CK: To me, it’s still fun. Going to work isn’t a chore. Maybe I love it more than I ever have in my entire life right now.
CK: I am doing what I feel is one of the primary things I have been put on this earth to do. I am fulfilling myself and fulfilling the talent I’ve been given. Music still kills me. There are some times when nothing else stirs my soul like music. Are you ever too old? Buddy Rich is wonderful. Go Buddy.
RF: But are you ever too old to rock ‘n’ roll?

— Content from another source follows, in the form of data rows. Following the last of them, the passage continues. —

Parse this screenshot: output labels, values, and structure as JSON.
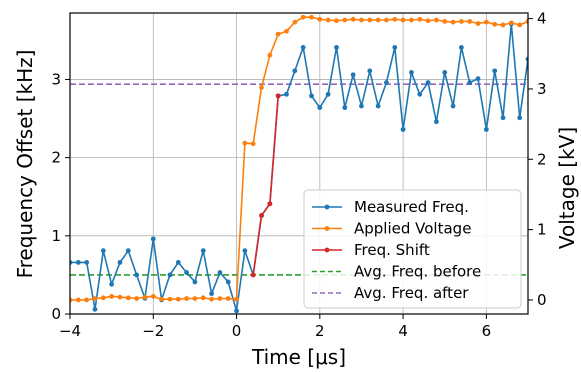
{
  "chart_data": {
    "type": "line",
    "title": "",
    "xlabel": "Time [μs]",
    "ylabel": "Frequency Offset [kHz]",
    "y2label": "Voltage [kV]",
    "xlim": [
      -4,
      7
    ],
    "ylim": [
      0,
      3.85
    ],
    "y2lim": [
      -0.2,
      4.08
    ],
    "xticks": [
      -4,
      -2,
      0,
      2,
      4,
      6
    ],
    "yticks": [
      0,
      1,
      2,
      3
    ],
    "y2ticks": [
      0,
      1,
      2,
      3,
      4
    ],
    "grid": true,
    "legend_position": "lower-right",
    "series": [
      {
        "name": "Measured Freq.",
        "axis": "left",
        "color": "#1f77b4",
        "x": [
          -4.0,
          -3.8,
          -3.6,
          -3.4,
          -3.2,
          -3.0,
          -2.8,
          -2.6,
          -2.4,
          -2.2,
          -2.0,
          -1.8,
          -1.6,
          -1.4,
          -1.2,
          -1.0,
          -0.8,
          -0.6,
          -0.4,
          -0.2,
          0.0,
          0.2,
          0.4,
          0.6,
          0.8,
          1.0,
          1.2,
          1.4,
          1.6,
          1.8,
          2.0,
          2.2,
          2.4,
          2.6,
          2.8,
          3.0,
          3.2,
          3.4,
          3.6,
          3.8,
          4.0,
          4.2,
          4.4,
          4.6,
          4.8,
          5.0,
          5.2,
          5.4,
          5.6,
          5.8,
          6.0,
          6.2,
          6.4,
          6.6,
          6.8,
          7.0
        ],
        "values": [
          0.66,
          0.66,
          0.66,
          0.06,
          0.81,
          0.38,
          0.66,
          0.81,
          0.5,
          0.2,
          0.96,
          0.18,
          0.5,
          0.66,
          0.53,
          0.41,
          0.81,
          0.26,
          0.53,
          0.41,
          0.04,
          0.81,
          0.5,
          1.26,
          1.41,
          2.79,
          2.81,
          3.11,
          3.41,
          2.79,
          2.64,
          2.81,
          3.41,
          2.64,
          3.06,
          2.66,
          3.11,
          2.66,
          2.96,
          3.41,
          2.36,
          3.09,
          2.81,
          2.96,
          2.46,
          3.09,
          2.66,
          3.41,
          2.96,
          3.01,
          2.36,
          3.11,
          2.51,
          3.71,
          2.51,
          3.26
        ]
      },
      {
        "name": "Applied Voltage",
        "axis": "right",
        "color": "#ff7f0e",
        "x": [
          -4.0,
          -3.8,
          -3.6,
          -3.4,
          -3.2,
          -3.0,
          -2.8,
          -2.6,
          -2.4,
          -2.2,
          -2.0,
          -1.8,
          -1.6,
          -1.4,
          -1.2,
          -1.0,
          -0.8,
          -0.6,
          -0.4,
          -0.2,
          0.0,
          0.2,
          0.4,
          0.6,
          0.8,
          1.0,
          1.2,
          1.4,
          1.6,
          1.8,
          2.0,
          2.2,
          2.4,
          2.6,
          2.8,
          3.0,
          3.2,
          3.4,
          3.6,
          3.8,
          4.0,
          4.2,
          4.4,
          4.6,
          4.8,
          5.0,
          5.2,
          5.4,
          5.6,
          5.8,
          6.0,
          6.2,
          6.4,
          6.6,
          6.8,
          7.0
        ],
        "values": [
          0.0,
          0.0,
          0.0,
          0.02,
          0.03,
          0.05,
          0.04,
          0.03,
          0.02,
          0.04,
          0.05,
          0.01,
          0.01,
          0.01,
          0.02,
          0.02,
          0.03,
          0.01,
          0.02,
          0.02,
          0.01,
          2.23,
          2.22,
          3.02,
          3.48,
          3.78,
          3.82,
          3.95,
          4.02,
          4.02,
          3.99,
          3.98,
          3.97,
          3.98,
          3.99,
          3.98,
          3.98,
          3.98,
          3.98,
          3.99,
          3.98,
          3.98,
          3.99,
          3.97,
          3.98,
          3.96,
          3.95,
          3.96,
          3.96,
          3.93,
          3.95,
          3.92,
          3.91,
          3.94,
          3.91,
          3.96
        ]
      },
      {
        "name": "Freq. Shift",
        "axis": "left",
        "color": "#d62728",
        "x": [
          0.4,
          0.6,
          0.8,
          1.0
        ],
        "values": [
          0.5,
          1.26,
          1.41,
          2.79
        ]
      },
      {
        "name": "Avg. Freq. before",
        "axis": "left",
        "color": "#2ca02c",
        "dashed": true,
        "constant": 0.5
      },
      {
        "name": "Avg. Freq. after",
        "axis": "left",
        "color": "#9467bd",
        "dashed": true,
        "constant": 2.94
      }
    ]
  }
}
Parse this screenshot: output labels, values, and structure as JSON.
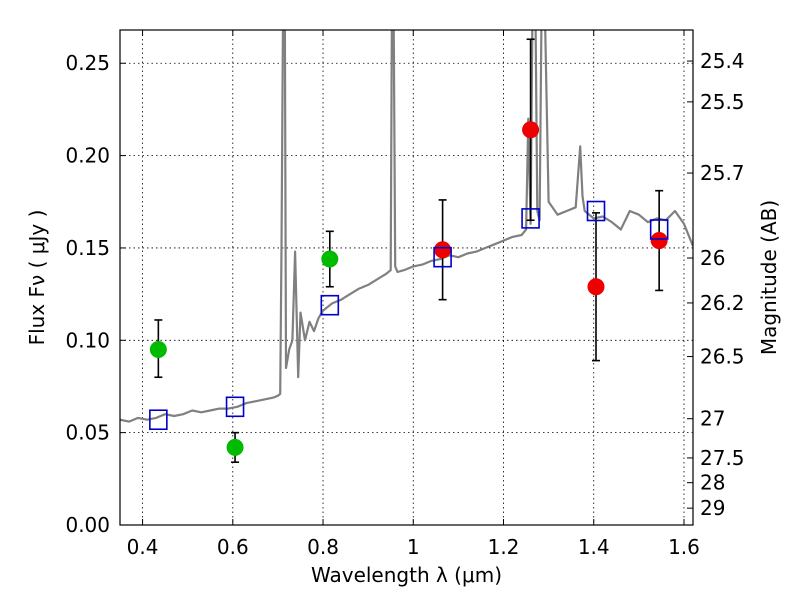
{
  "chart_data": {
    "type": "scatter",
    "xlabel": "Wavelength  λ (μm)",
    "ylabel": "Flux  Fν  ( μJy )",
    "ylabel_right": "Magnitude (AB)",
    "xlim": [
      0.35,
      1.62
    ],
    "ylim": [
      0.0,
      0.268
    ],
    "x_ticks": [
      0.4,
      0.6,
      0.8,
      1.0,
      1.2,
      1.4,
      1.6
    ],
    "x_tick_labels": [
      "0.4",
      "0.6",
      "0.8",
      "1",
      "1.2",
      "1.4",
      "1.6"
    ],
    "y_ticks": [
      0.0,
      0.05,
      0.1,
      0.15,
      0.2,
      0.25
    ],
    "y_tick_labels": [
      "0.00",
      "0.05",
      "0.10",
      "0.15",
      "0.20",
      "0.25"
    ],
    "right_ticks": [
      {
        "label": "25.4",
        "value": 25.4
      },
      {
        "label": "25.5",
        "value": 25.5
      },
      {
        "label": "25.7",
        "value": 25.7
      },
      {
        "label": "26",
        "value": 26.0
      },
      {
        "label": "26.2",
        "value": 26.2
      },
      {
        "label": "26.5",
        "value": 26.5
      },
      {
        "label": "27",
        "value": 27.0
      },
      {
        "label": "27.5",
        "value": 27.5
      },
      {
        "label": "28",
        "value": 28.0
      },
      {
        "label": "29",
        "value": 29.0
      }
    ],
    "grid": true,
    "spectrum": {
      "name": "model spectrum",
      "color": "#808080",
      "x": [
        0.35,
        0.37,
        0.39,
        0.41,
        0.43,
        0.45,
        0.47,
        0.49,
        0.51,
        0.53,
        0.55,
        0.57,
        0.59,
        0.61,
        0.63,
        0.65,
        0.67,
        0.69,
        0.7,
        0.705,
        0.708,
        0.712,
        0.715,
        0.718,
        0.725,
        0.732,
        0.738,
        0.745,
        0.75,
        0.76,
        0.77,
        0.78,
        0.79,
        0.8,
        0.82,
        0.84,
        0.86,
        0.88,
        0.9,
        0.92,
        0.94,
        0.95,
        0.953,
        0.956,
        0.96,
        0.965,
        0.98,
        1.0,
        1.02,
        1.04,
        1.06,
        1.08,
        1.1,
        1.12,
        1.14,
        1.16,
        1.18,
        1.2,
        1.22,
        1.24,
        1.25,
        1.255,
        1.26,
        1.265,
        1.27,
        1.275,
        1.28,
        1.285,
        1.29,
        1.3,
        1.32,
        1.34,
        1.36,
        1.37,
        1.375,
        1.38,
        1.39,
        1.4,
        1.42,
        1.44,
        1.46,
        1.48,
        1.5,
        1.52,
        1.54,
        1.56,
        1.58,
        1.6,
        1.62
      ],
      "y": [
        0.057,
        0.056,
        0.058,
        0.057,
        0.058,
        0.06,
        0.059,
        0.06,
        0.062,
        0.061,
        0.062,
        0.063,
        0.063,
        0.064,
        0.066,
        0.067,
        0.068,
        0.069,
        0.07,
        0.071,
        0.15,
        0.3,
        0.3,
        0.085,
        0.095,
        0.1,
        0.148,
        0.08,
        0.115,
        0.1,
        0.11,
        0.105,
        0.112,
        0.116,
        0.12,
        0.122,
        0.125,
        0.128,
        0.13,
        0.133,
        0.136,
        0.138,
        0.3,
        0.3,
        0.14,
        0.137,
        0.138,
        0.14,
        0.141,
        0.143,
        0.144,
        0.146,
        0.145,
        0.147,
        0.148,
        0.15,
        0.152,
        0.154,
        0.156,
        0.157,
        0.16,
        0.22,
        0.163,
        0.3,
        0.3,
        0.17,
        0.165,
        0.3,
        0.3,
        0.175,
        0.168,
        0.17,
        0.172,
        0.205,
        0.178,
        0.17,
        0.168,
        0.166,
        0.167,
        0.164,
        0.16,
        0.17,
        0.168,
        0.164,
        0.166,
        0.165,
        0.17,
        0.163,
        0.151
      ]
    },
    "series": [
      {
        "name": "green observations",
        "marker": "circle",
        "color": "#00bb00",
        "points": [
          {
            "x": 0.435,
            "y": 0.095,
            "err_lo": 0.015,
            "err_hi": 0.016
          },
          {
            "x": 0.605,
            "y": 0.042,
            "err_lo": 0.008,
            "err_hi": 0.008
          },
          {
            "x": 0.815,
            "y": 0.144,
            "err_lo": 0.015,
            "err_hi": 0.015
          }
        ]
      },
      {
        "name": "red observations",
        "marker": "circle",
        "color": "#ee0000",
        "points": [
          {
            "x": 1.065,
            "y": 0.149,
            "err_lo": 0.027,
            "err_hi": 0.027
          },
          {
            "x": 1.26,
            "y": 0.214,
            "err_lo": 0.049,
            "err_hi": 0.049
          },
          {
            "x": 1.405,
            "y": 0.129,
            "err_lo": 0.04,
            "err_hi": 0.04
          },
          {
            "x": 1.545,
            "y": 0.154,
            "err_lo": 0.027,
            "err_hi": 0.027
          }
        ]
      },
      {
        "name": "model photometry",
        "marker": "square",
        "color": "#0000cc",
        "points": [
          {
            "x": 0.435,
            "y": 0.057
          },
          {
            "x": 0.605,
            "y": 0.064
          },
          {
            "x": 0.815,
            "y": 0.119
          },
          {
            "x": 1.065,
            "y": 0.145
          },
          {
            "x": 1.26,
            "y": 0.166
          },
          {
            "x": 1.405,
            "y": 0.17
          },
          {
            "x": 1.545,
            "y": 0.16
          }
        ]
      }
    ]
  }
}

CK: Not if you keep your mind young and realize that you can never stop learning. If you start shutting yourself off from new ideas and new music, maybe. Sometimes I may not like everything my daughters play at the house, but I try to stay in touch with everything that’s happening. If you don’t have preconceived notions and you remain open, I think you can keep the youthful ideas and enthusiasm flowing. I don’t know. The Stones are in their late 40’s. I think one of them is even 50 now. How about that! Earlier, we said we never thought about what would happen to older rock stars. Now there are old rock stars and they’re out there still doing it, so the passion and fire must still be alive.

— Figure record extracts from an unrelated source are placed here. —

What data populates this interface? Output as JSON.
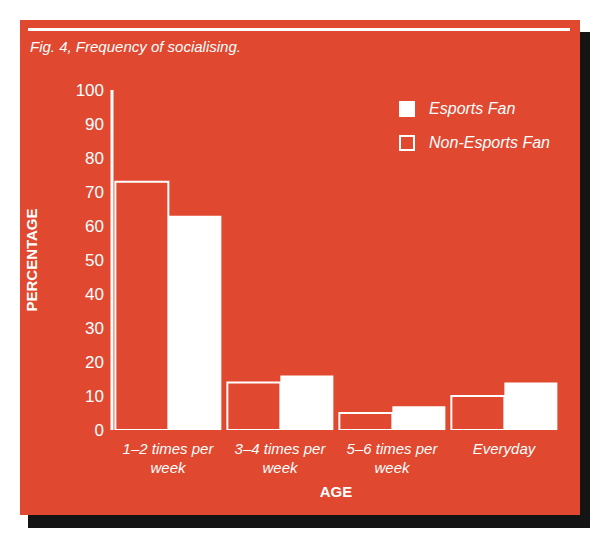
{
  "chart_data": {
    "type": "bar",
    "title": "Fig. 4, Frequency of socialising.",
    "x_label": "AGE",
    "y_label": "PERCENTAGE",
    "categories": [
      "1–2 times per week",
      "3–4 times per week",
      "5–6 times per week",
      "Everyday"
    ],
    "series": [
      {
        "name": "Esports Fan",
        "color": "#ffffff",
        "marker": "filled",
        "values": [
          63,
          16,
          7,
          14
        ]
      },
      {
        "name": "Non-Esports Fan",
        "color": "#ffffff",
        "marker": "hollow",
        "values": [
          73,
          14,
          5,
          10
        ]
      }
    ],
    "ylim": [
      0,
      100
    ],
    "yticks": [
      0,
      10,
      20,
      30,
      40,
      50,
      60,
      70,
      80,
      90,
      100
    ],
    "grid": false,
    "legend": "upper right"
  }
}
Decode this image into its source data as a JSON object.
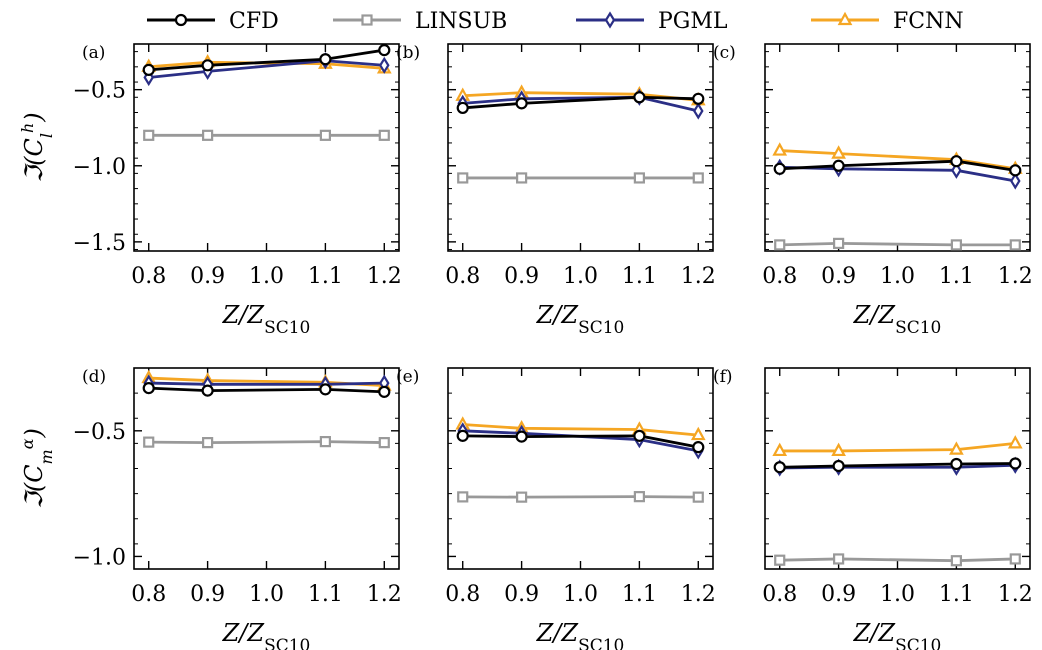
{
  "legend": [
    {
      "name": "CFD",
      "color": "#000000",
      "marker": "circle"
    },
    {
      "name": "LINSUB",
      "color": "#999999",
      "marker": "square"
    },
    {
      "name": "PGML",
      "color": "#2b2f86",
      "marker": "diamond"
    },
    {
      "name": "FCNN",
      "color": "#f5a623",
      "marker": "triangle"
    }
  ],
  "chart_data": [
    {
      "panel": "(a)",
      "type": "line",
      "x": [
        0.8,
        0.9,
        1.1,
        1.2
      ],
      "xlabel": "Z/Z_SC10",
      "ylabel": "ℑ(C_l^h)",
      "xticks": [
        "0.8",
        "0.9",
        "1.0",
        "1.1",
        "1.2"
      ],
      "yticks": [
        "-0.5",
        "-1.0",
        "-1.5"
      ],
      "ylim": [
        -1.56,
        -0.2
      ],
      "series": [
        {
          "name": "CFD",
          "values": [
            -0.37,
            -0.34,
            -0.3,
            -0.24
          ]
        },
        {
          "name": "LINSUB",
          "values": [
            -0.8,
            -0.8,
            -0.8,
            -0.8
          ]
        },
        {
          "name": "PGML",
          "values": [
            -0.42,
            -0.38,
            -0.31,
            -0.34
          ]
        },
        {
          "name": "FCNN",
          "values": [
            -0.35,
            -0.32,
            -0.33,
            -0.36
          ]
        }
      ]
    },
    {
      "panel": "(b)",
      "type": "line",
      "x": [
        0.8,
        0.9,
        1.1,
        1.2
      ],
      "xlabel": "Z/Z_SC10",
      "ylabel": "",
      "xticks": [
        "0.8",
        "0.9",
        "1.0",
        "1.1",
        "1.2"
      ],
      "yticks": [],
      "ylim": [
        -1.56,
        -0.2
      ],
      "series": [
        {
          "name": "CFD",
          "values": [
            -0.62,
            -0.59,
            -0.55,
            -0.56
          ]
        },
        {
          "name": "LINSUB",
          "values": [
            -1.08,
            -1.08,
            -1.08,
            -1.08
          ]
        },
        {
          "name": "PGML",
          "values": [
            -0.59,
            -0.56,
            -0.55,
            -0.64
          ]
        },
        {
          "name": "FCNN",
          "values": [
            -0.54,
            -0.52,
            -0.53,
            -0.57
          ]
        }
      ]
    },
    {
      "panel": "(c)",
      "type": "line",
      "x": [
        0.8,
        0.9,
        1.1,
        1.2
      ],
      "xlabel": "Z/Z_SC10",
      "ylabel": "",
      "xticks": [
        "0.8",
        "0.9",
        "1.0",
        "1.1",
        "1.2"
      ],
      "yticks": [],
      "ylim": [
        -1.56,
        -0.2
      ],
      "series": [
        {
          "name": "CFD",
          "values": [
            -1.02,
            -1.0,
            -0.97,
            -1.03
          ]
        },
        {
          "name": "LINSUB",
          "values": [
            -1.52,
            -1.51,
            -1.52,
            -1.52
          ]
        },
        {
          "name": "PGML",
          "values": [
            -1.01,
            -1.02,
            -1.03,
            -1.1
          ]
        },
        {
          "name": "FCNN",
          "values": [
            -0.9,
            -0.92,
            -0.96,
            -1.02
          ]
        }
      ]
    },
    {
      "panel": "(d)",
      "type": "line",
      "x": [
        0.8,
        0.9,
        1.1,
        1.2
      ],
      "xlabel": "Z/Z_SC10",
      "ylabel": "ℑ(C_m^α)",
      "xticks": [
        "0.8",
        "0.9",
        "1.0",
        "1.1",
        "1.2"
      ],
      "yticks": [
        "-0.5",
        "-1.0"
      ],
      "ylim": [
        -1.05,
        -0.25
      ],
      "series": [
        {
          "name": "CFD",
          "values": [
            -0.33,
            -0.34,
            -0.335,
            -0.345
          ]
        },
        {
          "name": "LINSUB",
          "values": [
            -0.545,
            -0.547,
            -0.543,
            -0.547
          ]
        },
        {
          "name": "PGML",
          "values": [
            -0.31,
            -0.315,
            -0.315,
            -0.31
          ]
        },
        {
          "name": "FCNN",
          "values": [
            -0.29,
            -0.3,
            -0.307,
            -0.32
          ]
        }
      ]
    },
    {
      "panel": "(e)",
      "type": "line",
      "x": [
        0.8,
        0.9,
        1.1,
        1.2
      ],
      "xlabel": "Z/Z_SC10",
      "ylabel": "",
      "xticks": [
        "0.8",
        "0.9",
        "1.0",
        "1.1",
        "1.2"
      ],
      "yticks": [],
      "ylim": [
        -1.05,
        -0.25
      ],
      "series": [
        {
          "name": "CFD",
          "values": [
            -0.52,
            -0.523,
            -0.52,
            -0.565
          ]
        },
        {
          "name": "LINSUB",
          "values": [
            -0.763,
            -0.764,
            -0.762,
            -0.764
          ]
        },
        {
          "name": "PGML",
          "values": [
            -0.5,
            -0.51,
            -0.535,
            -0.58
          ]
        },
        {
          "name": "FCNN",
          "values": [
            -0.475,
            -0.49,
            -0.495,
            -0.517
          ]
        }
      ]
    },
    {
      "panel": "(f)",
      "type": "line",
      "x": [
        0.8,
        0.9,
        1.1,
        1.2
      ],
      "xlabel": "Z/Z_SC10",
      "ylabel": "",
      "xticks": [
        "0.8",
        "0.9",
        "1.0",
        "1.1",
        "1.2"
      ],
      "yticks": [],
      "ylim": [
        -1.05,
        -0.25
      ],
      "series": [
        {
          "name": "CFD",
          "values": [
            -0.645,
            -0.64,
            -0.632,
            -0.63
          ]
        },
        {
          "name": "LINSUB",
          "values": [
            -1.015,
            -1.01,
            -1.017,
            -1.01
          ]
        },
        {
          "name": "PGML",
          "values": [
            -0.648,
            -0.645,
            -0.645,
            -0.637
          ]
        },
        {
          "name": "FCNN",
          "values": [
            -0.58,
            -0.58,
            -0.575,
            -0.55
          ]
        }
      ]
    }
  ]
}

RF: You had an awful lot of disappointments coming up, and while it’s paid off, I wonder what, through all of it, made you keep the faith?

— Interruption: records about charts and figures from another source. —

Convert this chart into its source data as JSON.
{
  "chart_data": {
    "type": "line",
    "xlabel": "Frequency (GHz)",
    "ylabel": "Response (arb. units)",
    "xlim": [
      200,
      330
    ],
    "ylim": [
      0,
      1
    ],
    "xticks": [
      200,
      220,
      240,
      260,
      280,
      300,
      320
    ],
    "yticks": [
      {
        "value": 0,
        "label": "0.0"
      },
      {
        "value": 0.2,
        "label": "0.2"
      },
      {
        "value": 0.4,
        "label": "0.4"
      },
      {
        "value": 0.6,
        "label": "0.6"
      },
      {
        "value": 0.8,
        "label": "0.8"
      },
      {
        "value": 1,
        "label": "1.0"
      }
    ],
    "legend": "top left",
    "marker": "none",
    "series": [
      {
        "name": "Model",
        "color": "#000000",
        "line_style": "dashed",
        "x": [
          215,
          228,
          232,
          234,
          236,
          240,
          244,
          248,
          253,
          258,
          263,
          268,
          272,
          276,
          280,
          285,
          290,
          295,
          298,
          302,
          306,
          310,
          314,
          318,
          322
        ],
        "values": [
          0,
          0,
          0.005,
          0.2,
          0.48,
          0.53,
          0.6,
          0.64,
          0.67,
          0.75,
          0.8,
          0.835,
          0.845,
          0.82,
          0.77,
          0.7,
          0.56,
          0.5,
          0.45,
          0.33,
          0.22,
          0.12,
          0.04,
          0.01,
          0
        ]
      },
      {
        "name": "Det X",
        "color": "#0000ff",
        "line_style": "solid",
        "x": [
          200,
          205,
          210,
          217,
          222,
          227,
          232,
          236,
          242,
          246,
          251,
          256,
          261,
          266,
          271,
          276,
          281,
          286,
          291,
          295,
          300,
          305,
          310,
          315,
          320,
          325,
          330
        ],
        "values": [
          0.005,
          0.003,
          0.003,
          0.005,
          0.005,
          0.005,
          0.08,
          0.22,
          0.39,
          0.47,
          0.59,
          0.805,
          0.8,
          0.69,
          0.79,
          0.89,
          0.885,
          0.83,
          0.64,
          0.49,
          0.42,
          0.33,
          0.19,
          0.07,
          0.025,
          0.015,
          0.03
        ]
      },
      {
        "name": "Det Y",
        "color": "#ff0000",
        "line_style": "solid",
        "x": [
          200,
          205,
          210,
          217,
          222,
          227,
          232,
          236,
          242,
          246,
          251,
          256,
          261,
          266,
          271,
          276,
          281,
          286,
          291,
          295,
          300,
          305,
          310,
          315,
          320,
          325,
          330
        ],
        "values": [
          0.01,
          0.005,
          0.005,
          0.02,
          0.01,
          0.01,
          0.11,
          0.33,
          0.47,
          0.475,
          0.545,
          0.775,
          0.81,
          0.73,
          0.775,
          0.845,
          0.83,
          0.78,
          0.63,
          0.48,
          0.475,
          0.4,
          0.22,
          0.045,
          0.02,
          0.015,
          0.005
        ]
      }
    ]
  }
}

CK: The love of music. Every single that I called my mom about and said, “This is the one,” bombed, and it was devastating, but are you going to give up? What are you a musician for? Are you in it for the success and the glory, or are you there for the love of music?
RF: But you have to make a living, too.
CK: And sometimes it’s rough, but there are survivors. Sometimes I meet young musicians, and they set up a time limit. I agree that you should have goals, but there are those people who say, “If I’m not part of a hit group or have a hit record in two years, I’m quitting.” That’s not the love of music. Most of the survivors I know have done whatever they have to do to get by in the rough times. I mentioned that I worked in a hospital and I drove a truck. You do what you have to do to survive. But all along, it’s the love of music that makes you keep on coming back to your instrument and makes you know that this is what you want to do in life. Once or twice, I made mistakes along the way. Once I joined a band because I was lured by an unbelievable record contract, and I joined the band without liking the music. I hoped that maybe somehow I could change it, but I was swayed for a second by money. Six months later, I quit. It has got to come from the love of music. There are going to be a lot of rough times. There’s no way around it. Somehow if you can maintain a positive attitude, you’ll make it. It’s hard sometimes. Sometimes through the starving, I’d look up and say, “You gave me this talent. Why can’t I make a living by it? What am I doing wrong?” There are moments where you do feel like giving up. You think, “I’ve had enough of this and enough of putting my family through all of this,” but somehow you have to look for help or inspiration from things. My wife, thank God, through a couple of those rough moments, believed in me more than I believed in myself. It was great having a supportive person there. We’re a team and that’s important. It’s got to be hard if the person you’re having a relationship with says, “When are you going to grow up and get a real job?” When my inspiration is low, sometimes I’ll come out of the shower and put on ZZ Top, Bruce, or Dire Straits, and that helps remind me that it’s all about the love of music. I may need a shot of inspiration from time to time, but I’m really grateful that I’m making a living and supporting a family doing something I love. Even after 18-hour days, it’s never a job getting up and going back. It’s always, “Oh boy, I get to play today.”